Dr. David Black, the chairman of Aegis Sciences Corp., in Nashville, Tenn., denied Mayfield's claim that he hadn't been told the specific results. Black said he was not sure if Mayfield has received a copy of the test results because a copy would be issued by NASCAR, not Aegis.

NASCAR spokesman Ramsey Poston said he was not aware of any request by Mayfield to obtain the results.

"We'd be happy to provide one if he wants it," Poston said. "We've done this in the past upon request for those who tested positive."

Black also reiterated that the positive test could not have been the combination of a prescription and over-the-counter drug as Mayfield claimed.

He is not surprised that Mayfield, who on Saturday at Lowe's Motor Speedway in nearby Concord said he did not violate the substance abuse policy and indicated he would pursue legal action, is in denial.

"Over my many years of administering programs I've seen people react to positive test findings in multiple different ways," Black said. "I have seen a lot of different responses. I'm never terribly surprised."

NASCAR chairman Brian France on Friday said Mayfield tested positive for a "serious infraction," defining serious as performance-enhancing or recreational drugs. Sources have ruled out it was performance enhancing.

Dr. Jon Speckman of Alcohol & Drug Abuse Testing Centers Inc., in Charlotte agreed that a combination of prescription and over-the-counter drugs could not have resulted in the positive test. He also said it is highly unlikely that Mayfield wasn't told specifically what drug came back positive.

"I am smart enough in my older age that I will tell you never say never for anything, but I would tell you it is extremely unlikely that both laboratories and medical review officers who are specifically trained in sorting out substances would make a mistake," he said.

"And it would be very, very unusual for an individual not to know what the positive is and for all the material as potentially causing that positive to have been reviewed with him by the doctor."

There has been speculation that the prescription drug Mayfield took was to deal with attention deficit disorder.
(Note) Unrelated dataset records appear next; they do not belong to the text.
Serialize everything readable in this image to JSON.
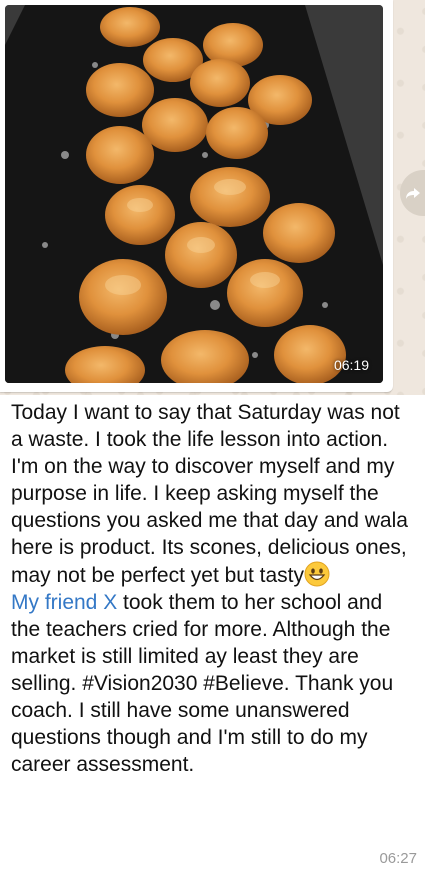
{
  "image_message": {
    "time": "06:19"
  },
  "text_message": {
    "part1": "Today I want to say that Saturday was not a waste. I took the life lesson into action. I'm on the way to discover myself and my purpose in life. I keep asking myself the questions you asked me that day and wala here is product. Its scones, delicious ones, may not be perfect yet but tasty",
    "emoji": "grinning-face",
    "mention": "My friend X",
    "part2": " took them to her school and the teachers cried for more. Although the market is still limited ay least they are selling. #Vision2030 #Believe. Thank you coach. I still have some unanswered questions though and I'm still to do my career assessment.",
    "time": "06:27"
  },
  "colors": {
    "chat_background": "#efe7de",
    "bubble": "#ffffff",
    "mention": "#3478c6",
    "timestamp": "#9a9a9a"
  }
}
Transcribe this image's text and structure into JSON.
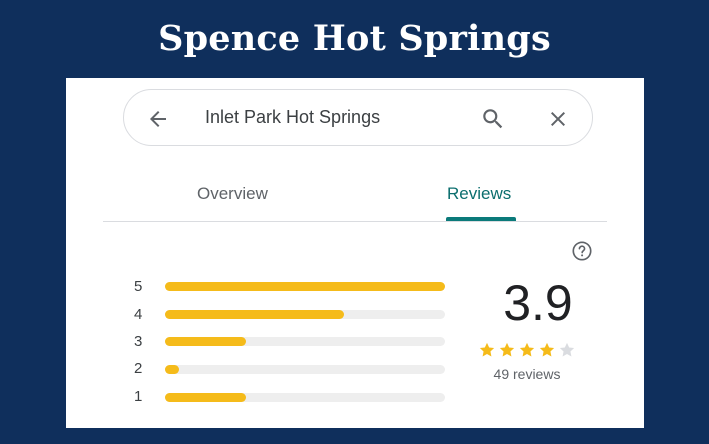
{
  "headline": "Spence Hot Springs",
  "search": {
    "query": "Inlet Park Hot Springs",
    "back_icon": "arrow-left-icon",
    "search_icon": "search-icon",
    "close_icon": "close-icon"
  },
  "tabs": [
    {
      "label": "Overview",
      "active": false
    },
    {
      "label": "Reviews",
      "active": true
    }
  ],
  "help_icon": "question-circle-icon",
  "rating_breakdown": [
    {
      "stars": "5",
      "fraction": 1.0
    },
    {
      "stars": "4",
      "fraction": 0.64
    },
    {
      "stars": "3",
      "fraction": 0.29
    },
    {
      "stars": "2",
      "fraction": 0.05
    },
    {
      "stars": "1",
      "fraction": 0.29
    }
  ],
  "rating": {
    "score": "3.9",
    "filled_stars": 4,
    "total_stars": 5,
    "review_count": "49 reviews"
  },
  "colors": {
    "background": "#0f2f5c",
    "bar_fill": "#f5bb1a",
    "bar_track": "#eeeeee",
    "star_filled": "#f5bb1a",
    "star_empty": "#dadce0",
    "active_tab": "#0b7a7a"
  }
}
He spoke with a group of children at a Charlotte school about his condition a couple of years ago.

Speckman said such medication never should create a false positive even if combined with another drug, Claritin-D to deal with allergies in this case, according to Mayfield.
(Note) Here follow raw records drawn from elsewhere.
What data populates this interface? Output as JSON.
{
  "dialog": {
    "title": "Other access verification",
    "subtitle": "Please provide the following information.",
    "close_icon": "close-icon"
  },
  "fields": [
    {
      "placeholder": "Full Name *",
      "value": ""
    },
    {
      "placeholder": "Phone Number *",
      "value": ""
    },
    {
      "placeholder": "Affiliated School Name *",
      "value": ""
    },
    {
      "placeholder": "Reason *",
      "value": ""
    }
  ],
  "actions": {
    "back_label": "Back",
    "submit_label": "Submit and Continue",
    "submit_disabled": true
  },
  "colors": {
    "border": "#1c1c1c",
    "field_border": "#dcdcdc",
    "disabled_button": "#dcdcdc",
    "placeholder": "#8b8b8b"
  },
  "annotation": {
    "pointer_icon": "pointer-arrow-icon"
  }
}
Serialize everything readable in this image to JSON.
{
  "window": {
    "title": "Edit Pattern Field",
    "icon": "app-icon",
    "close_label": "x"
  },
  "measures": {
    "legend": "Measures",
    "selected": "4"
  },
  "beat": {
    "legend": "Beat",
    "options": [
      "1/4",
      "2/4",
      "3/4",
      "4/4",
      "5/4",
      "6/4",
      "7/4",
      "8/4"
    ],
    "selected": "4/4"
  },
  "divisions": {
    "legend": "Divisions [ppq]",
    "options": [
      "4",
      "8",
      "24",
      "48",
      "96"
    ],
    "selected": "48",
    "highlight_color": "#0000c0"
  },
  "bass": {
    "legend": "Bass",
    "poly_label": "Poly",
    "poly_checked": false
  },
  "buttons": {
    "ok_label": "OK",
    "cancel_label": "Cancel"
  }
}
"It shows for up for what it is," Speckman said. "It's very unlikely the stimulant would show up positive for anything else. There's no question the MRO would know exactly what would show up."

Speckman and Black shot down Mayfield's claims that subsequent hair follicle tests can clear him. Speckman said hair follicle tests are used to show what was in the system seven to eight days ago, noting that Mayfield could have taken such a test before the follicle was far enough out of the scalp to register anything.

Black added there are products that can wash the drugs out of the hair and that follicle test typically are used to determine chronic use.

"One-time uses does not necessarily show up," he said. "Intermittent use over time may not show up. Once an individual is on notice they test positive, a test of those circumstances are not terribly persuasive."

Speckman said it is very unlikely any kind of mistake was made in this case because of the full chain of custody in which a specimen is collected.

"I'm not saying in the least I know it's one way or the other, but I can certainly tell you anybody who is doing testing responsibly doesn't just say, 'Yeah, we're going to say somebody is positive,' if they don't have a very good reason to believe they are," he said.

He also doesn't fault NASCAR for not publicly revealing what Mayfield tested positive for, saying that is common in most employment tests he run.

"NASCAR is probably very, very smart in that they just say we're going to tell you that you're positive and we're going to tell you what it is, and if you choose to release it, release it -- which is probably not going to happen," he said.

"Anybody who gets indefinitely suspended goes through and does [what Mayfield is doing]. Obviously, it has a huge impact on them career-wise and reputation-wise."